By introducing Dembele, Mauricio Pochettino had brought some size and a pressing presence in to the number ten position to help shield Mason and Bentaleb. This did something, but didn’t address the main issue to stem the flow of Man Utd attacks down our right. The reason being that the change sent Nacer Chadli over to this flank, who, like Townsend, wasn’t reliable enough to track and help his full back. The move ended up solving next to nothing.

It wasn’t until Mauricio Pochettino switched Nabil Bentaleb on to marking Fellaini at half time that we started to slow Man Utd down. Of course, by then we were 3-0 down and the horse had well and truly bolted.

This was a tactical move, but the substitution that should’ve occurred in the first half – bringing on a better defensive wide forward in Erik Lamela to plug the right side – happened far too late. 64 minutes were on the clock when this switch came, only after which we began to gain a slight attacking foothold in the match.

Man Utd were managing the game by this point, but seeing us begin to push them back, Pochettino then sent on Emmanuel Adebayor for Nacer Chadli. The problem with this switch was that we needed a player who could run in-behind the Man Utd defence. Erik Lamela sending Harry Kane through and David de Gea foiling our striker as he tried to send the ball through his legs highlighted this.

Adebayor, however, is a player that comes towards the ball. Removing Chadli, a player that likes to run in-behind for one who comes short, again did nothing to affect the game.

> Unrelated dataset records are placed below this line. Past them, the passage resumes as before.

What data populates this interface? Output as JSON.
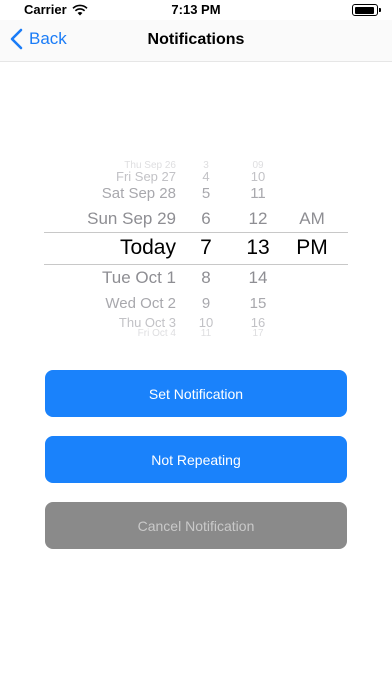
{
  "status_bar": {
    "carrier": "Carrier",
    "time": "7:13 PM"
  },
  "nav": {
    "back_label": "Back",
    "title": "Notifications"
  },
  "picker": {
    "dates": [
      "Thu Sep 26",
      "Fri Sep 27",
      "Sat Sep 28",
      "Sun Sep 29",
      "Today",
      "Tue Oct 1",
      "Wed Oct 2",
      "Thu Oct 3",
      "Fri Oct 4"
    ],
    "hours": [
      "3",
      "4",
      "5",
      "6",
      "7",
      "8",
      "9",
      "10",
      "11"
    ],
    "minutes": [
      "09",
      "10",
      "11",
      "12",
      "13",
      "14",
      "15",
      "16",
      "17"
    ],
    "ampm": [
      "AM",
      "PM"
    ],
    "selected": {
      "date": "Today",
      "hour": "7",
      "minute": "13",
      "ampm": "PM"
    }
  },
  "buttons": {
    "set_notification": "Set Notification",
    "not_repeating": "Not Repeating",
    "cancel_notification": "Cancel Notification"
  },
  "colors": {
    "accent": "#1a82fb",
    "disabled": "#8a8a8a"
  }
}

Mauricio Pochettino had made three changes and only one of them, Erik Lamela, had a positive impact on altering the flow of the game. It is this 1 in 3 ratio that seems to be Pochettino’s hit rate when it comes to making good substitutions.

Tactical issues Mauricio Pochettino must address

Fluidity, transition times and better in-game substitutions all need to be addressed by Mauricio Pochettino if we are to make progress this season.

It sometimes seems that in chasing a game his judgment can become clouded. More so than when we are ahead and he is looking to constrict the opposition by continuing with his original game plan. Haphazard changes can cause fans to level at him that he doesn’t have a Plan B, when actually he’s just been slow to recognise where the moves need to be made.

This is all a learning curve for what is still a relatively young coach. Mauricio Pochettino is just 43 years old and continues to gain knowledge of how his changes can affect a game during the match. Setting his team up is the easier part of any game plan, changing it mid-match when things aren’t going as expected is where the best earn their money.